According to a 2022 Brookings Institute study that Hicks co-authored, quality of life improvements like recreation opportunities, cultural activities and services, like schools and transportation options, are some of the highest contributors to economic and population growth.
“When you judge Muncie’s likelihood of attracting footloose workers … you would have to say, ‘How does Muncie do in terms of its quality of life?’” Hicks said. “With respect to those factors, do we have schools that are in the top third in the country? Do we have blight that is bottom third of the country? Do we have health care outcomes that are top third of the country? And the answer to all those questions is, obviously, ‘No.’”
Making Muncie an attractive destination for remote workers, he said, “is a difficult business.”
“There will be individuals who will appear — there’s no doubt — but in terms of Muncie ever being a significant participant in remote work? That’s going to depend upon the ability of the city to make quality of life improvements,” Hicks said.
However, Rutz said he believes moving remote workers to Muncie is a way to solve the problems Hicks cited.
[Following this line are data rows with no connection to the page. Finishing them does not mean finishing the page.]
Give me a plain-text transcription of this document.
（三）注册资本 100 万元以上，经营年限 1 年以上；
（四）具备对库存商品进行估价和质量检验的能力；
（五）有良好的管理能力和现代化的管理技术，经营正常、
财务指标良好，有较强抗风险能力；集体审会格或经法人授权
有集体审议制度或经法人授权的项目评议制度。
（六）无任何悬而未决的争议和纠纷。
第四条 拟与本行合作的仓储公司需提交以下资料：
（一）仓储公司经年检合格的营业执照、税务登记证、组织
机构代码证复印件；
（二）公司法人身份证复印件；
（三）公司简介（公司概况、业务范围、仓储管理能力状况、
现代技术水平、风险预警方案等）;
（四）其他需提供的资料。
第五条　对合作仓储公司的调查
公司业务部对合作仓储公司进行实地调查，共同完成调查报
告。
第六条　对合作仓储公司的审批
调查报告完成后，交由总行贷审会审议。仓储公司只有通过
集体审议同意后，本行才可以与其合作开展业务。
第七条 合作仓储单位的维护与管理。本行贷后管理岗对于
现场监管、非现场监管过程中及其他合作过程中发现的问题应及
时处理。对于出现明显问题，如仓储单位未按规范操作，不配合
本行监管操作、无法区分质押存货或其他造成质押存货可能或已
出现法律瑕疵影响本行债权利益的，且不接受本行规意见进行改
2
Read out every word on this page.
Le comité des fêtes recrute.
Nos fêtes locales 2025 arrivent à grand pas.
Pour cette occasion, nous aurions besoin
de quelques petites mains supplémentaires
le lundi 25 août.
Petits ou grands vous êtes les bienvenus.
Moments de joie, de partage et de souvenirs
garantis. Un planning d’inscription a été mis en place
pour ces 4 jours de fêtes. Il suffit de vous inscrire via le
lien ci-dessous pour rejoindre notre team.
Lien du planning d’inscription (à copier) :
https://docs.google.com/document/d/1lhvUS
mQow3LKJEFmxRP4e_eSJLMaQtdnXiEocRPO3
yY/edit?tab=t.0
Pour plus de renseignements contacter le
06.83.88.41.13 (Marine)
According to a 2021 study from Upwork, in the next five years, an expected 40.7 million Americans will work fully remotely. Rutz said, of these 40.7 million workers, MakeMyMove can find some to move to Muncie.
“For Dr. Hicks, I understand, yes, there’s blight there, and there’s things that need to be corrected and they cost money,” Rutz said. “But guess what? Every worker that we bring generates revenue for the city, and guess what that revenue can be used for? To make improvements to the city.”
For Hollowell, the reason she stayed in Muncie ultimately comes down to its feeling of home. Unlike many of her friends from high school and college, Hollowell said she likes living in Indiana. It’s where both her and her boyfriend, Ian Holt, are from, and it’s where she enjoys time with her three cats — Carlos, Podrick and Rudy — as she writes.
“The Midwest kind of has that homey sort of feel, where you kind of just … set down roots and stay,” Hollowell said. “So maybe it just attracts people who like to just stay home.”